Tempi addietro, quando ancora regnava sovrana la miseria, era consuetudine festeggiare la Santa Pasqua nei migliori dei modi. Una festa molto sentita, per cui, si incominciava a fare i preparativi una settimana prima dall'evento. Innanzitutto, le donne, "azdore" in dialetto romagnolo, provvedevano a fare le pulizie della casa, spostando il mobilio e togliendo le ragnatele dal soffitto e pulendo tutta la polvere accumulata durante l'anno. 

Poi, pensavano al pranzo che doveva essere succulento anche in barba alla miseria. Passava il Prete a benedire la casa e pure le uova che poi si mangiavano sode il giorno di Pasqua, magari a colazione.

Il martedì santo provvedevano a fare le  pagnotte impastate con farina integrale, strutto, qualche uovo, un po' di aromi, latte e uva sultanina. C'erano donne con famiglie numerose che ne facevano anche una quarantina che una volte cotte presso il forno pubblico, venivano messe in una madia dove si mantenevano oltre un mese.

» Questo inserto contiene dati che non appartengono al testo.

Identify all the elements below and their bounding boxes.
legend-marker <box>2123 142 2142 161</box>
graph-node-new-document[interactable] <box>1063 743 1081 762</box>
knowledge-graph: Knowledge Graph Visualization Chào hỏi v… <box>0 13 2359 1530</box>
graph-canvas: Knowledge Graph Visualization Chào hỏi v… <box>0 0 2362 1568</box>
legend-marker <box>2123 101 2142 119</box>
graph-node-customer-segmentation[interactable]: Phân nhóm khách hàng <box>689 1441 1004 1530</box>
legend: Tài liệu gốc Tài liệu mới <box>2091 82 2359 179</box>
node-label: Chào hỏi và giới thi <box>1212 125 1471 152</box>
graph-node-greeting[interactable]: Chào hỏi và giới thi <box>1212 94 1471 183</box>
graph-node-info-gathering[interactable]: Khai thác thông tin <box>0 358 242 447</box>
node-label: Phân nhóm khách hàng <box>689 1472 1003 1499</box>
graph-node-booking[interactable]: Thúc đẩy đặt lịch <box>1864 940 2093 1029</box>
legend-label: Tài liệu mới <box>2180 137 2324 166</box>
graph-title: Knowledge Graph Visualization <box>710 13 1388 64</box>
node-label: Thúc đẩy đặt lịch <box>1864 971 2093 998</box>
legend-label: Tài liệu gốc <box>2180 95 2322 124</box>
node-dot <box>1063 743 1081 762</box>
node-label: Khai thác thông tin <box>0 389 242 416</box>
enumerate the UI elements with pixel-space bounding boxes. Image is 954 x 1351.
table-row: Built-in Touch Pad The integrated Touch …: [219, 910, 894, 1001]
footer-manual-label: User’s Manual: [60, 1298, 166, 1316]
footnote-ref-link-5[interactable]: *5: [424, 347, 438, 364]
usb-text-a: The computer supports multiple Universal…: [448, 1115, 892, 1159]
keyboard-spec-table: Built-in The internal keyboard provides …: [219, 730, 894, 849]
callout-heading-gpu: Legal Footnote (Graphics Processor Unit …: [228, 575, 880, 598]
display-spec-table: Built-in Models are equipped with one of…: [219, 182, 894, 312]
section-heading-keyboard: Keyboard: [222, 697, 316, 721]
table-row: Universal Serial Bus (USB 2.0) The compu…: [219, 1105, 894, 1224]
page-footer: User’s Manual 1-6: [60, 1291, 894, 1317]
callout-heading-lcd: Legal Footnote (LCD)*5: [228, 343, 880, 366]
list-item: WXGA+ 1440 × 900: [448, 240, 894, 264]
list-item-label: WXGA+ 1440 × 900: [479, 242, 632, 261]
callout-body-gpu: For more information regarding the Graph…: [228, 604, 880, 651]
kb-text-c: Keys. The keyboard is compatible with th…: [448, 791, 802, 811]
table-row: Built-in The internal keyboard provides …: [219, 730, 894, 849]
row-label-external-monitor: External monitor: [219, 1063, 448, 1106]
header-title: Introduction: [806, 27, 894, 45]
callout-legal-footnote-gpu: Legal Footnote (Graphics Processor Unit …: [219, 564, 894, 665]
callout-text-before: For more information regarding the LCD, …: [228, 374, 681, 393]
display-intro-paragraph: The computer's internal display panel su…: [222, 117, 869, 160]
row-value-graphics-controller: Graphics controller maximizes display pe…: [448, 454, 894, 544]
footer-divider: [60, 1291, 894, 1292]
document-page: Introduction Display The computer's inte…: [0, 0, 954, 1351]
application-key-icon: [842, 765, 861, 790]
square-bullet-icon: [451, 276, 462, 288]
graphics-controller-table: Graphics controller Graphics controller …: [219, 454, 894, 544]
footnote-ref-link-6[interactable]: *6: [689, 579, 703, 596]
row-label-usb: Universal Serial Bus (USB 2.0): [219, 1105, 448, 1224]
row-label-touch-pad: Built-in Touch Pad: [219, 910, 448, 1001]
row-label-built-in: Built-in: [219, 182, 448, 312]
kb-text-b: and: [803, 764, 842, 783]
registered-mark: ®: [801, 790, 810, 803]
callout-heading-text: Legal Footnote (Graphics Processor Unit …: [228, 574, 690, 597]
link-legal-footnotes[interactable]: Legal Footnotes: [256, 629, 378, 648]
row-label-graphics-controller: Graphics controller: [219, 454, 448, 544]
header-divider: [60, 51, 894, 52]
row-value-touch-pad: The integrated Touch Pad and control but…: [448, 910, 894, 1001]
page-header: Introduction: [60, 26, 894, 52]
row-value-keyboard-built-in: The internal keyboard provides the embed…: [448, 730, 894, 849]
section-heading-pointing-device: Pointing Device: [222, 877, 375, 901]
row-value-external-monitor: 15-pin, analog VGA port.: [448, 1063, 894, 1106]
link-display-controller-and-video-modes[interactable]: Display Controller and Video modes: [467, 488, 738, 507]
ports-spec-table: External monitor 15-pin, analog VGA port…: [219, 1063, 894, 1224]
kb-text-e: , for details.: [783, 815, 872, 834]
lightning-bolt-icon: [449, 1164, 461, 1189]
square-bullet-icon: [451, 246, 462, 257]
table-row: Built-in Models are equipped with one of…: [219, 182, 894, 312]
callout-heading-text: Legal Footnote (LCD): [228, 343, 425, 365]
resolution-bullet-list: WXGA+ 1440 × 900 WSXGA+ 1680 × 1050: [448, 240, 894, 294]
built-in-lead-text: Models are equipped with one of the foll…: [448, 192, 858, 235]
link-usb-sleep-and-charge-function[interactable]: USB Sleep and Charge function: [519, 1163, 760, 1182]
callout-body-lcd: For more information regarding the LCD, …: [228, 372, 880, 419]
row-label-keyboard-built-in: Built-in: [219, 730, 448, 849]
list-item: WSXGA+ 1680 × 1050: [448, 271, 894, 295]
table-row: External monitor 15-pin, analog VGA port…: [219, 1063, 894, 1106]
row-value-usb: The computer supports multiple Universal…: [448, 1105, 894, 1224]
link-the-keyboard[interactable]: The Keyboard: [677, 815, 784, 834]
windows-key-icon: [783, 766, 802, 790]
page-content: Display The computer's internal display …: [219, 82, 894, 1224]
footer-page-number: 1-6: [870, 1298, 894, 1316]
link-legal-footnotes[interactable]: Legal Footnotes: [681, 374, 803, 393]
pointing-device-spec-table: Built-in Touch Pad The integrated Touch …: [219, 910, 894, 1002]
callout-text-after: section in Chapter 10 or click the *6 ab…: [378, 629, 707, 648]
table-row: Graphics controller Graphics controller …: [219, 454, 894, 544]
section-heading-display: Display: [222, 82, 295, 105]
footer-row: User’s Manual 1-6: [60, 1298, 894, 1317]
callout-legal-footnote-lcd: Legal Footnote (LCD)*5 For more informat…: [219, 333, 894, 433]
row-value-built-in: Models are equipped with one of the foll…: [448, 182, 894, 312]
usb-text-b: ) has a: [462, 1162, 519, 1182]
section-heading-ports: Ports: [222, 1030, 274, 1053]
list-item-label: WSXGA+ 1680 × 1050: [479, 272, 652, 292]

Mentre il giovedì santo, facevano la ciambella che una volta preparata, veniva messa su dei lattoni che forniva il fornaio e poi cotta nel suo forno a legna. L'odore caratteristico delle ciambelle cotte, si sentiva da lontano, tanto da far venire l'acquolina in bocca. Oltre alla ciambella, con il rimasuglio che rimaneva sul tagliere, facevano dei ciambellotti per i piccoli che altrimenti non ce la facevano ad arrivare al giorno di Pasqua.

Il venerdì santo era il giorno dei cappelletti fatti a mano, mentre il sabato provvedevano ad uccidere il coniglio, oltre a munirsi di un pezzo di agnello per mantenere la tradizione,  e una vecchia gallina per tagliare il brodo di carne comprata dal macellaio. Tutta roba nostrana che le famiglie allevavano per conto proprio.

Mentre gli uomini erano addetti a procurare del buon vino che di solito era il  Sangiovese, ma si fornivano anche di qualche bottiglia di Albana dolce da bere con la ciambella.

E, il giorno di Pasqua, dopo essere andati a Messa, tutti a tavola a mangiare tutte quelle cose buone preparate con tanta cura dalle azdore che usavano tegami di cotto anche sprangati e vecchi come il cucco, in quanto, la carne cotta in quei tegami aveva un sapore migliore di quella cotta nei nuovi.

Un pranzo da leccarsi i baffi come si usa dire.

Oggi, le cose sono di molto cambiate: si va volentieri al ristorante anche perchè i figli se ne vanno per conto loro e i loro genitori, anche per risparmiare tempo e fatica, vanno a mangiare dove è già pronto, ma pur buono che sia, non è mai come quello di quei tempi.